How is it that the deep past also conjures the far-off future? From one extreme, the tangible relics of distant civilisations; from the other, the unimaginable state of the world centuries from now. Julien Dossena’s latest collection emerges in the realm of a mirage, where the myths and artefacts that endure collide with the stories dreamt up, where reality blurs with illusory.
This archaeological expression of Rabanne is grounded in the present owing to its materiality and feeling. It is a reflection on both the handcraft involved in the earliest garments and on the evolution of handcraft today. It is also an exploration of the rapport between tactility and sensuality. From one look to the next, the body is highly adorned and provocatively revealed. A powerful feminine representation takes shape: statuesque, fearless, and traversing time.
Traditional clothing and coverings such as sarouel pants, folded-over scarf tops, and draped skirts and shorts are reinterpreted and embellished with geometric metallic embroidery, metal fringe and lacing. Raw, rustic fabrics interplay with elaborate beading, while loose gold threads suggests a state of beautiful decay. Yet there is a parallel modern story: sharply tailored jackets boast alluring gathered fronts, basque waistlines are worked from different angles, and slouched trousers signal a grunge attitude.

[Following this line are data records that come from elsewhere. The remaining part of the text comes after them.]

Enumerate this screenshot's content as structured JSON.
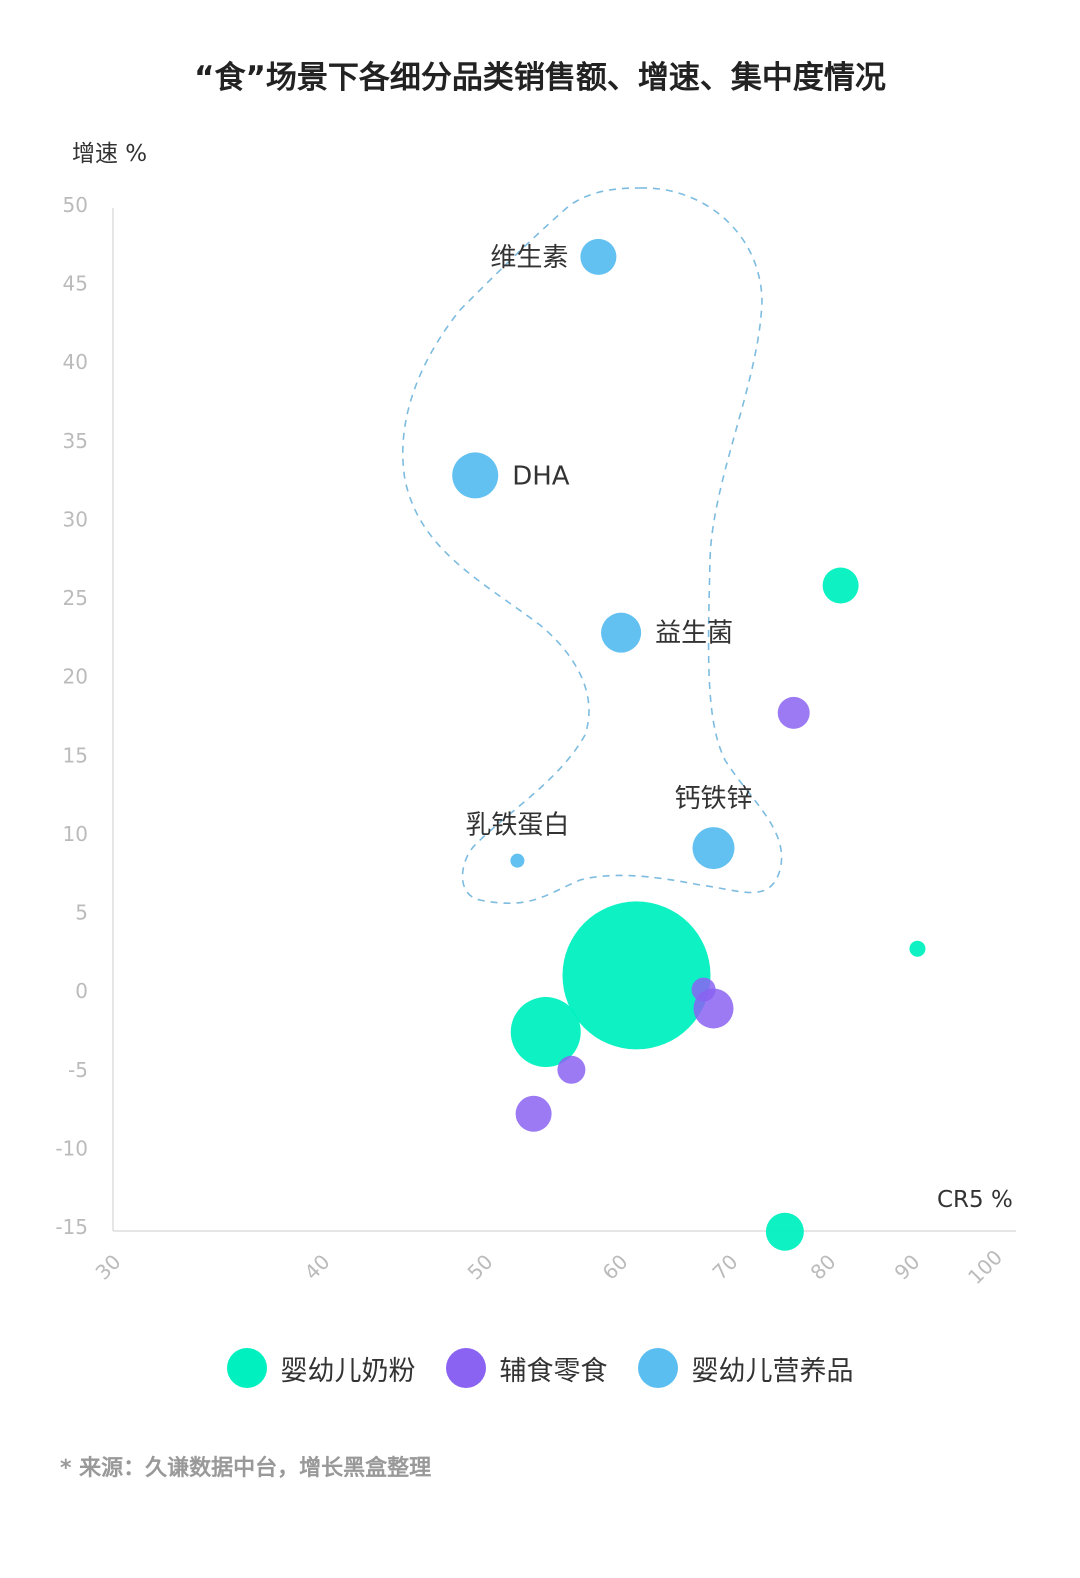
{
  "chart_data": {
    "type": "scatter",
    "subtype": "bubble",
    "title": "“食”场景下各细分品类销售额、增速、集中度情况",
    "xlabel": "CR5 %",
    "ylabel": "增速 %",
    "xticks": [
      30,
      40,
      50,
      60,
      70,
      80,
      90,
      100
    ],
    "yticks": [
      50,
      45,
      40,
      35,
      30,
      25,
      20,
      15,
      10,
      5,
      0,
      -5,
      -10,
      -15
    ],
    "xlim": [
      30,
      100
    ],
    "ylim": [
      -15,
      50
    ],
    "grid": false,
    "legend_position": "bottom",
    "series": [
      {
        "name": "婴幼儿奶粉",
        "color": "#00F0C0",
        "points": [
          {
            "x": 61.5,
            "y": 1.0,
            "size": 74
          },
          {
            "x": 54.5,
            "y": -2.6,
            "size": 35
          },
          {
            "x": 81.5,
            "y": 25.8,
            "size": 18
          },
          {
            "x": 90.7,
            "y": 2.7,
            "size": 8
          },
          {
            "x": 75.6,
            "y": -15.3,
            "size": 19
          }
        ]
      },
      {
        "name": "辅食零食",
        "color": "#8A63F2",
        "points": [
          {
            "x": 76.5,
            "y": 17.7,
            "size": 16
          },
          {
            "x": 68.5,
            "y": -1.1,
            "size": 20
          },
          {
            "x": 67.6,
            "y": 0.1,
            "size": 12
          },
          {
            "x": 56.4,
            "y": -5.0,
            "size": 14
          },
          {
            "x": 53.6,
            "y": -7.8,
            "size": 18
          }
        ]
      },
      {
        "name": "婴幼儿营养品",
        "color": "#5BBEF0",
        "points": [
          {
            "x": 58.4,
            "y": 46.7,
            "size": 18,
            "label": "维生素",
            "label_side": "left"
          },
          {
            "x": 49.4,
            "y": 32.8,
            "size": 23,
            "label": "DHA",
            "label_side": "right"
          },
          {
            "x": 60.1,
            "y": 22.8,
            "size": 20,
            "label": "益生菌",
            "label_side": "right"
          },
          {
            "x": 68.5,
            "y": 9.1,
            "size": 21,
            "label": "钙铁锌",
            "label_side": "top"
          },
          {
            "x": 52.4,
            "y": 8.3,
            "size": 7,
            "label": "乳铁蛋白",
            "label_side": "top"
          }
        ]
      }
    ]
  },
  "source": "* 来源：久谦数据中台，增长黑盒整理"
}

Draping, meanwhile, draws closely from depictions of antique marble statuary – from delicate folds of fabric folds to serigraphic prints that realistically capture the light and shadow. Knit and woven looks in wool and hemp pay homage to Sheila Hicks, as contoured silhouettes give way to densely layered fibre volumes.
Skin isn’t simply exposed, it is engaged in the material experience: the swishing of liquid metal mesh against the leg, the frisson from an assemblage of honed wood discs and peacock feathers. Beyond the black, gold and silver that are emblematically Rabanne, gradient desert tones, luminous copper and cool shades of blue and lilac further highlight the skin.
Sculptural hardware gives a mystical flourish, whether forehead pendants, belts comprised of gleaming spheres or sandals enhanced with rock crystals. Openwork boots with curving soles boast a pattern of fine straps that climb up the leg as a twist on the gladiator style.
Finally, Dossena revisits Nues, the iconic series by photographer Jean Clemmer in collaboration with Paco Rabanne featuring women who were nearly nude apart from the chain assemblage that encircled, cascaded and draped from their bodies.
At once erotic and poetic, these images from 1962 appear on tank tops, including one worn with a dress of Swarovski crystals and metal mesh. The effect is like a reverse mimesis emphasising the ever-present mystery and desire of Rabanne.